Il est "urgent d'écouter correctement" les voix des enfants victimes d'inceste, affirme la députée Maud Petit, qui souligne l'importance de renforcer les moyens alloués à cette cause cruciale.
Membre du groupe Les Démocrates et représentante du Val-de-Marne, elle préside depuis février une commission d'enquête au sein de l'Assemblée nationale visant à examiner la manière dont la justice traite ces victimes, notamment dans le cadre des dynamiques familiales complexes.
Le rapport final de cette commission est attendu pour le mois de juillet prochain.
Quel est l'objectif de cette commission d'enquête?
Cette initiative a été motivée par des associations de parents protecteurs, qui se heurtent à des obstacles juridiques pour faire éclater la vérité sur les cas d'inceste impliquant leurs enfants. Actuellement, ces parents se retrouvent parfois contraints de laisser leurs enfants auprès de l'accusé.
L'objectif est de disséquer le processus judiciaire entourant ces violences sordides, d'analyser la prise en compte de la parole des enfants et d'examiner le traitement réservé aux parents protecteurs.
Que ressort-il des premières auditions?
Les témoignages recueillis jusqu'à présent ont mis en lumière plusieurs dysfonctionnements liés à un manque de ressources humaines et matérielles. Un nombre insuffisant de juges et d'enquêteurs, ainsi qu'un accès limité à des installations adaptées pour l'audition d'enfants (salles Mélanie) ont des répercussions désastreuses sur les premiers témoignages. Un témoignage mal géré peut compromettre toute la suite de la procédure judiciaire.
L'audition de Coline Berry devant l'Assemblée a divisé l'opinion. Qu'est-ce que cela dit de la parole des victimes?
Les réactions autour de l'audition de Coline Berry, qui a réitéré ses accusations d'inceste contre son père Richard Berry (l'enquête a été classée sans suite pour cause de prescription), révèlent un phénomène fréquent : la société oscille entre l'émoi et le déni. Les victimes sont parfois considérées à tort comme des menteurs, déclenchant chez elles des traumatismes supplémentaires.

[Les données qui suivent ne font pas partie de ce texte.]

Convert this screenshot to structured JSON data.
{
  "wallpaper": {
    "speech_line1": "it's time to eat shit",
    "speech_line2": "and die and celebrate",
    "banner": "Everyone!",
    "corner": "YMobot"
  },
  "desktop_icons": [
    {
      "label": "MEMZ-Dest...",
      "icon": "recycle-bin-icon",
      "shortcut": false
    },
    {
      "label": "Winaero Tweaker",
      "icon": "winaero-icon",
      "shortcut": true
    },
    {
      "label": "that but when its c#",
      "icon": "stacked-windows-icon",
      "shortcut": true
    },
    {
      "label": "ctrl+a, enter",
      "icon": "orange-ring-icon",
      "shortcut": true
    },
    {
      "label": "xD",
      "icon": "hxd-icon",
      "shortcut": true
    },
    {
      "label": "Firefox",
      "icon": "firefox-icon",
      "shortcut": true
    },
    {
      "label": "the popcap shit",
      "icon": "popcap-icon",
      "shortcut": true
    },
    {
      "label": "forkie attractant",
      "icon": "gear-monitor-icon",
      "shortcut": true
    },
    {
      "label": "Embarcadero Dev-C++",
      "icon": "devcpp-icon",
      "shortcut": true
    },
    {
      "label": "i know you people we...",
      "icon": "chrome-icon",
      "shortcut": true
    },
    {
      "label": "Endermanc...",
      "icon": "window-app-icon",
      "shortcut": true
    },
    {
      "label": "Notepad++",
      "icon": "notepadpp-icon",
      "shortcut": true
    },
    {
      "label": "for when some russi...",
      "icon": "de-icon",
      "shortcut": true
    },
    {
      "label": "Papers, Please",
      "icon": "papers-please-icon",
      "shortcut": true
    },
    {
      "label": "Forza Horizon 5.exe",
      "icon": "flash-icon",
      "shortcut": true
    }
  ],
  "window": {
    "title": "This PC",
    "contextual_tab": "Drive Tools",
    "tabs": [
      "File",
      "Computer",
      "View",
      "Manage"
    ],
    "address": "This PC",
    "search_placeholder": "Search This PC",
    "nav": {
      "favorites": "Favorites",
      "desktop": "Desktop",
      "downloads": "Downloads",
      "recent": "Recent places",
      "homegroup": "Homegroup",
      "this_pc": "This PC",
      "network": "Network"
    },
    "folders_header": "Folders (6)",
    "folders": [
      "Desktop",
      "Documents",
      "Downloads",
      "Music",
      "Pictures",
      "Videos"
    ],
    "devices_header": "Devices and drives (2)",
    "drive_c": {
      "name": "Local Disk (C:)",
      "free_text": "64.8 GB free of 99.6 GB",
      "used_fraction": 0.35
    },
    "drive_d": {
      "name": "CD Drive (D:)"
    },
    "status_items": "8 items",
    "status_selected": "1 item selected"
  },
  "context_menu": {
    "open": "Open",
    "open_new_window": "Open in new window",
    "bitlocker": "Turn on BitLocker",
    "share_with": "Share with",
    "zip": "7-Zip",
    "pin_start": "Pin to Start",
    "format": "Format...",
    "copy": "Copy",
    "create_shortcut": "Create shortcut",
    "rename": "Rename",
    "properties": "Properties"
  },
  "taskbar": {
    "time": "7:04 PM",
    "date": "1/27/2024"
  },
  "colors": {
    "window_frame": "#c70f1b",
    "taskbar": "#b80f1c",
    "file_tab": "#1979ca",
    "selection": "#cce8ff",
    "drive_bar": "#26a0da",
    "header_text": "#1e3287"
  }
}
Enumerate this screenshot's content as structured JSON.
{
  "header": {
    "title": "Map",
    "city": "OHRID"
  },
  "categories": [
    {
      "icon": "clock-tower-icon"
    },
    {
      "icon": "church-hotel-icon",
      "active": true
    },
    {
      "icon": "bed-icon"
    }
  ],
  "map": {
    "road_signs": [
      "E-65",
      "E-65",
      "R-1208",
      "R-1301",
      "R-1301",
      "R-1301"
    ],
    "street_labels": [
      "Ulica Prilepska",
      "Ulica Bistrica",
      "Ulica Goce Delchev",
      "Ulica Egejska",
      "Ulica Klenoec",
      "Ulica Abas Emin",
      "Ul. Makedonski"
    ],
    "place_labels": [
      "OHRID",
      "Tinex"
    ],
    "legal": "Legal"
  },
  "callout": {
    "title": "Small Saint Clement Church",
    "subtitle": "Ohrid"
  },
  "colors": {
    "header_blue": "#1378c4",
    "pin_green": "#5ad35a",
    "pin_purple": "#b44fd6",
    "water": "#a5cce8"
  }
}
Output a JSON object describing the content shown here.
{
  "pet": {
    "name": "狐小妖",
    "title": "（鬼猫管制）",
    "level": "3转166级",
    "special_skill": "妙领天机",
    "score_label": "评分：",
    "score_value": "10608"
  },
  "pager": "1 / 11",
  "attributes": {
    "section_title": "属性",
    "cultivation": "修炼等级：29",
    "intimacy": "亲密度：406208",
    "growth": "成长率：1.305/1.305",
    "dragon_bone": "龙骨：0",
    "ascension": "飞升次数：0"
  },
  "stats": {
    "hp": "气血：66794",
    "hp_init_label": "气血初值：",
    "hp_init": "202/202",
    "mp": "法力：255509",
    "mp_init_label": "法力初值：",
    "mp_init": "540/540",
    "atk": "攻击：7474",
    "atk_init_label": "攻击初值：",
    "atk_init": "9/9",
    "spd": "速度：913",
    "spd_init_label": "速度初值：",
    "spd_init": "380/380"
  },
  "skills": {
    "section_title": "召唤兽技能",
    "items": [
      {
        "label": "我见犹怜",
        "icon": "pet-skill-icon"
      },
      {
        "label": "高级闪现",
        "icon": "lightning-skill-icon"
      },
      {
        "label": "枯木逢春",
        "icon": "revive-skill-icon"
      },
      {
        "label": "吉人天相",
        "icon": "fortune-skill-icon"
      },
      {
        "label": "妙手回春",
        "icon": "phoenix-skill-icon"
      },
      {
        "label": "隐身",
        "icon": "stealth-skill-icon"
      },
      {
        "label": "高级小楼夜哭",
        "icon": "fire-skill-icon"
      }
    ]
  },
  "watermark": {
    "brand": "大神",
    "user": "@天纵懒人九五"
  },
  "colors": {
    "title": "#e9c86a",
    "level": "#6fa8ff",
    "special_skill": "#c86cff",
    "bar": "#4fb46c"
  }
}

Ce déni illustre une problématique plus large : il est difficile pour beaucoup d'accepter que des personnes apparemment sympathiques puissent être des agresseurs. Cette perception erronée se heurte à une réalité où des prédateurs se cachent souvent derrière des façades respectables.
Que faut-il faire?
La députée Petit insiste sur la nécessité d'intervenir immédiatement sur le traitement judiciaire de l'inceste. Les statistiques sont alarmantes : seulement 1% des prédateurs seraient condamnés, ce qui signifie que 99% des cas restent sans suite. Cependant, il est crucial de comprendre qu'un classement sans suite ne signifie pas l'absence de preuves, mais souvent une incapacité à établir les faits.
Dans les affaires d'inceste, s'attacher uniquement aux preuves matérielles peut s'avérer totalement inadapté. Actuellement, des criminels s'organisent pour abuser des enfants sans laisser de traces. Les magistrats insistent sur la nécessité d'adopter une approche plus globale, en se fondant sur des indices qui englobent l'enquête familiale et sociale.
Quelles sont les pistes de réflexion?
Les magistrats doivent recevoir une formation continue, et il en va de même pour les experts judiciaires et les médecins, ce qui reste insuffisant aujourd'hui. De plus, la question de l'ordonnance de protection de l'enfant mérite d'être revisitée. Ne devrait-on pas légaliser le fait de ne pas exposer un enfant au parent soupçonné d'inceste dans le cadre d'une séparation ? Enfin, il est primordial d'apporter un soutien solide aux victimes.